While the name Auxiliary Technical Battalions sounds innocuous, in reality such battalions were a division of the Czechoslovak Army that used conscripts as virtual slave labour, and thousands of men who the Communists deemed “politically unreliable” were in effect interned in them in the 1950s. Now, those still alive look set to be placed in the same official category as former political prisoners – and to receive a little compensation.
Many Czechs associate the Auxiliary Technical Battalions of the Czechoslovak People’s Army with the popular 1992 movie Černí Baroni, or Black Barons, which is based on a novel of the same name by Miloslav Švandrlík. Both film and book put a humorous spin on the experiences of those forced to join.
Milan Bárta is an historian at the Institute for the Study of Totalitarian Regimes and is currently preparing an exhibition about the battalions. He says in reality life in the units was often harsh to say the least.

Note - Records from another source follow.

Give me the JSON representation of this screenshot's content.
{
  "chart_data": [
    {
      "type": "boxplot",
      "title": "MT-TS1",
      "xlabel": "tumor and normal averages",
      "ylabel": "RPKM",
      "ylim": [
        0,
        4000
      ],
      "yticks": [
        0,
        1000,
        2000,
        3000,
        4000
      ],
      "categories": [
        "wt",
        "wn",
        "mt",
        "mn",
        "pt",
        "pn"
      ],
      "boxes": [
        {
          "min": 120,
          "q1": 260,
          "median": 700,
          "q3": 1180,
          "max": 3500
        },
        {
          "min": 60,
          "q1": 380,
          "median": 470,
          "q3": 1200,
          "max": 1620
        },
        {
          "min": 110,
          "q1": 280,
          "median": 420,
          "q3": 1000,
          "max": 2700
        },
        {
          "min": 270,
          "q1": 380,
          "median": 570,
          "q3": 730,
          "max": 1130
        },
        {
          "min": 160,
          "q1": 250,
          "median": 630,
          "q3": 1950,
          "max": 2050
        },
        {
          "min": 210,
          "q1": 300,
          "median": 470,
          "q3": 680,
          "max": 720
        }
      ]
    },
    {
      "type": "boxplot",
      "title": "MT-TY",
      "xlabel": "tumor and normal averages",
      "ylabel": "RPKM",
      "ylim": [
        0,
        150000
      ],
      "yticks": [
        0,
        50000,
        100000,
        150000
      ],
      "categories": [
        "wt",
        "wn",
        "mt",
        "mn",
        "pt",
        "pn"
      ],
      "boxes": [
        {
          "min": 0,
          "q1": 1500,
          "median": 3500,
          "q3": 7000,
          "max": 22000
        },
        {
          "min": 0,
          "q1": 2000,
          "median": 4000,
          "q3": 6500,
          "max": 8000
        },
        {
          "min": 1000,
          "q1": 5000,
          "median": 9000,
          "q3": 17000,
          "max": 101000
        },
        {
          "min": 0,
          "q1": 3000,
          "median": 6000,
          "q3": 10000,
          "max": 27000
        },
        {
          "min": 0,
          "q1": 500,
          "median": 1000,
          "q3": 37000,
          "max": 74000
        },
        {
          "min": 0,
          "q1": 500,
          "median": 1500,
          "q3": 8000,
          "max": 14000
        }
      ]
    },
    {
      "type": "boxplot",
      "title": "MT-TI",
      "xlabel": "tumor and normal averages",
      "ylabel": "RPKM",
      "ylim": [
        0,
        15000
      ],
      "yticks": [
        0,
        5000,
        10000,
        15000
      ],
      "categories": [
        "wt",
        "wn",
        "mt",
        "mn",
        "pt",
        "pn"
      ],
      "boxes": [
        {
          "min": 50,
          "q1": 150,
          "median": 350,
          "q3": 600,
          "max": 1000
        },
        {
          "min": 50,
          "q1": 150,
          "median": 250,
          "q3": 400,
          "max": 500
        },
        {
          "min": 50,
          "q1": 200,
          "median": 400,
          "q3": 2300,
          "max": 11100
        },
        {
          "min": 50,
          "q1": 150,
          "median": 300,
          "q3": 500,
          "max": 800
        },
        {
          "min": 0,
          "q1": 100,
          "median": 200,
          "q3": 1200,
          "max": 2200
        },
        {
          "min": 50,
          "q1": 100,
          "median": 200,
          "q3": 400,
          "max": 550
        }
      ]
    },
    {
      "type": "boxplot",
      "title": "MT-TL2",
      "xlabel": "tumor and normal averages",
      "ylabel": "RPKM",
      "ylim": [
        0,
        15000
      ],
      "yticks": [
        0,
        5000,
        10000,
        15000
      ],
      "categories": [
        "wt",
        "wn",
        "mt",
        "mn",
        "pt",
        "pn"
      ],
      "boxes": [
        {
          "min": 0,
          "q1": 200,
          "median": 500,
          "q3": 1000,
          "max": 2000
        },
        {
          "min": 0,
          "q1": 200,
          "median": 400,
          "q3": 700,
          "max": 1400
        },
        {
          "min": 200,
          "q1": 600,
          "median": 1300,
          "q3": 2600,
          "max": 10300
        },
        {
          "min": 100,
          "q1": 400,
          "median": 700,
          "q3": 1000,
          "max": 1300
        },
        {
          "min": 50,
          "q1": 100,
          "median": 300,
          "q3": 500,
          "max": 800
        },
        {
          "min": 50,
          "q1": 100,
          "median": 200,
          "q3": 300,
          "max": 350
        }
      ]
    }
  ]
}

“They were set up exclusively to carry out work, and what they called ‘correctional work’. So conditions were dreadful, particularly for those battalions involved in underground mining. The accommodation and food were bad, while quotas were very high. Desertion was frequent. There were suicide attempts, actual suicides, and such like.”
The Communists sent men they deemed politically unreliable to the Auxiliary Technical Battalions, where they were not allowed to carry weapons. The members came from a real variety of backgrounds, says Bárta.
“There were former mine owners, former private farmers, priests. But it turned out that to fulfil the ambitious plans set for the battalions, they needed more people. So as well as the so-called politicals, others were also sent. Those included the physically unsound, Romanies, the illiterate, and inadaptable and problematic people. The mix of soldiers who served there was very strange.”
Conscripts in the Auxiliary Technical Battalions had 30 percent of their incomes automatically docked for being politically unreliable. Of the remaining 70 percent, almost all was deducted for necessities like clothing and accommodation.
In another Kafkaesque twist, the little that was left was further divided, with part going into a government “book” that the soldiers could not touch.
Between 40,000 and 60,000 men passed through the battalions’ between 1950 and 1954, when they ceased to exist.
A decade ago, surviving members received a tiny one-off compensation payment from the state, before a law in 2005 went some way further toward recompense by adding CZK 2,500 to their monthly pensions.
Now, the victims look set to receive a little more, after a court ruled in September that membership of the battalions was equivalent to being imprisoned.
Former political prisoners are entitled to CZK 1,800 for every month they spent behind bars, and in reaction to the court verdict the Ministry of the Interior will put a proposal to the cabinet that ex-battalion members get the same compensation.
“Today we mainly identify them in our minds with Švandrlík’s Black Barons, but he didn’t capture the reality in those camps. He made them seem humorous, when that wasn’t the case at all. They were actually one of the crimes of communism. I think today’s system, today’s era, has a responsibility not to forget the victims. I think it’s necessary to appreciate and remember the reality of the Auxiliary Technical Battalions.”
Between 4,000 and 5,000 survivors of the forced labour units are believed to be still alive today, though naturally their numbers are dwindling all the time.